Created 09-14-2017 04:15 PM
I have a 6 node Centos 7 cluster with 4 datanodes. I have all the datanodes up and running but the dashboard shows only 3/4 datanodes live. I looked at the logs at /var/log/hadoop/hdfs/hadoop-hdfs-datanode-<data_node>.log and it says:
2017-09-14 11:57:04,794 INFO web.DatanodeHttpServer (SimpleHttpProxyHandler.java:exceptionCaught(147)) - Proxy for / failed. cause: java.io.IOException: Connection reset by peer at sun.nio.ch.FileDispatcherImpl.read0(Native Method) at sun.nio.ch.SocketDispatcher.read(SocketDispatcher.java:39) at sun.nio.ch.IOUtil.readIntoNativeBuffer(IOUtil.java:223) at sun.nio.ch.IOUtil.read(IOUtil.java:192) at sun.nio.ch.SocketChannelImpl.read(SocketChannelImpl.java:380) at io.netty.buffer.UnpooledUnsafeDirectByteBuf.setBytes(UnpooledUnsafeDirectByteBuf.java:447) at io.netty.buffer.AbstractByteBuf.writeBytes(AbstractByteBuf.java:881) at io.netty.channel.socket.nio.NioSocketChannel.doReadBytes(NioSocketChannel.java:242) at io.netty.channel.nio.AbstractNioByteChannel$NioByteUnsafe.read(AbstractNioByteChannel.java:119) at io.netty.channel.nio.NioEventLoop.processSelectedKey(NioEventLoop.java:511) at io.netty.channel.nio.NioEventLoop.processSelectedKeysOptimized(NioEventLoop.java:468) at io.netty.channel.nio.NioEventLoop.processSelectedKeys(NioEventLoop.java:382) at io.netty.channel.nio.NioEventLoop.run(NioEventLoop.java:354) at io.netty.util.concurrent.SingleThreadEventExecutor$2.run(SingleThreadEventExecutor.java:111) at io.netty.util.concurrent.DefaultThreadFactory$DefaultRunnableDecorator.run(DefaultThreadFactory.java:137) at java.lang.Thread.run(Thread.java:745)
Not sure what this means.
I tried restarting ambari-agent, rebooting the machine itself, restarting ambari-server on namenode. Can someone suggest where else I should look?
EDIT: Also, I tried pinging the name node from this particular datanode on that particular port it is listening to (8020- standard port for Hadoop) and it connects. I can see the connection from both, datanode and namenode. I don't understand why the communication is not happening.
Created 09-14-2017 11:01 PM
@Sree Kupp The above just means the client disconnect after finish writing. The issue has been fixed in latest HDP 2.5. Can you check Namenode UI live nodes ? are they 4 ?

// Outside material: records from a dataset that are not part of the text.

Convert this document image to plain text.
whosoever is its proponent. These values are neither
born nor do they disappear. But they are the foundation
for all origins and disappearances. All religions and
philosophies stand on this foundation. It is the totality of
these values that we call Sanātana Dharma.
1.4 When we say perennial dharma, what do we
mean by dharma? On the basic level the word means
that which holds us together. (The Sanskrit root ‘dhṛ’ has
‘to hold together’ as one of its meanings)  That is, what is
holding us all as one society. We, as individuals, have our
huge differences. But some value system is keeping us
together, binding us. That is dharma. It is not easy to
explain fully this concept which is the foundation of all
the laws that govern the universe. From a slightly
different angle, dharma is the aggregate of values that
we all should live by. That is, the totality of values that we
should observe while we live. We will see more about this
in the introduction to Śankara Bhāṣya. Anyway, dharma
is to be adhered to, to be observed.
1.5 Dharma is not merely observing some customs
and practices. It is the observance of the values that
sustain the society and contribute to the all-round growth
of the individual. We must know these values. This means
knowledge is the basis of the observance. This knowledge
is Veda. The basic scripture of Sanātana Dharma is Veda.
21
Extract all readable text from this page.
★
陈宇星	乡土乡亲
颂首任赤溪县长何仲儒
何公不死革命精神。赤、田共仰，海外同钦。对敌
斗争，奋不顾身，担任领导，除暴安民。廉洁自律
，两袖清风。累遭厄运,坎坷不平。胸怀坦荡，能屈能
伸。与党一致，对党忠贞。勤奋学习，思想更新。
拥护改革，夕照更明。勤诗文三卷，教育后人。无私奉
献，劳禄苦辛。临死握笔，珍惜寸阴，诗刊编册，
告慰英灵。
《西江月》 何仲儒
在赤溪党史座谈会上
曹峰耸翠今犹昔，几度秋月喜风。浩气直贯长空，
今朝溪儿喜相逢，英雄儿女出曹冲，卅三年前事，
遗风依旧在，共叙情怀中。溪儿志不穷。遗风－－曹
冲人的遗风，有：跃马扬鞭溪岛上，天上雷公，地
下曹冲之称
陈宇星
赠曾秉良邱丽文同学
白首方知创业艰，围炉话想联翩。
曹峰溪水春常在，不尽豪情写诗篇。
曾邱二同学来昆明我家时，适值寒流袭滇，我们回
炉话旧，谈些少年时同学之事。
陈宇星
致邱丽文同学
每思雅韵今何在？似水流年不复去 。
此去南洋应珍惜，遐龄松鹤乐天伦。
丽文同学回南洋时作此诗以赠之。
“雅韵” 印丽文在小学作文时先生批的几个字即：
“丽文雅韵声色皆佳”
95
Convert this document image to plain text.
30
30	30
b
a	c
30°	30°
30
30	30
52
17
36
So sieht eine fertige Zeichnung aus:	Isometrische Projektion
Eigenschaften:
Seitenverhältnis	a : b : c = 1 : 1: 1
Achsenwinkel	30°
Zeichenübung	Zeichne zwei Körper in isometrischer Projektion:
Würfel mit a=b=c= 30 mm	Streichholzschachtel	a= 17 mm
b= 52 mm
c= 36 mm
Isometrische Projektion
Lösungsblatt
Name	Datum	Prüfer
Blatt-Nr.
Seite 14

Created 09-15-2017 02:16 PM
@Vinod Thanks for your reply. Yes, it shows 4 live data nodes. I am surprised how this happened. I have been working on it the whole day yesterday and nothing really happened. Today morning I just restarted the data node process for the failed data node and I can all data nodes are live today. Can you explain this please?
Created 09-15-2017 06:28 PM
@Sree Kupp hard to explain without datanode and namenode logs. Check the datanode logs.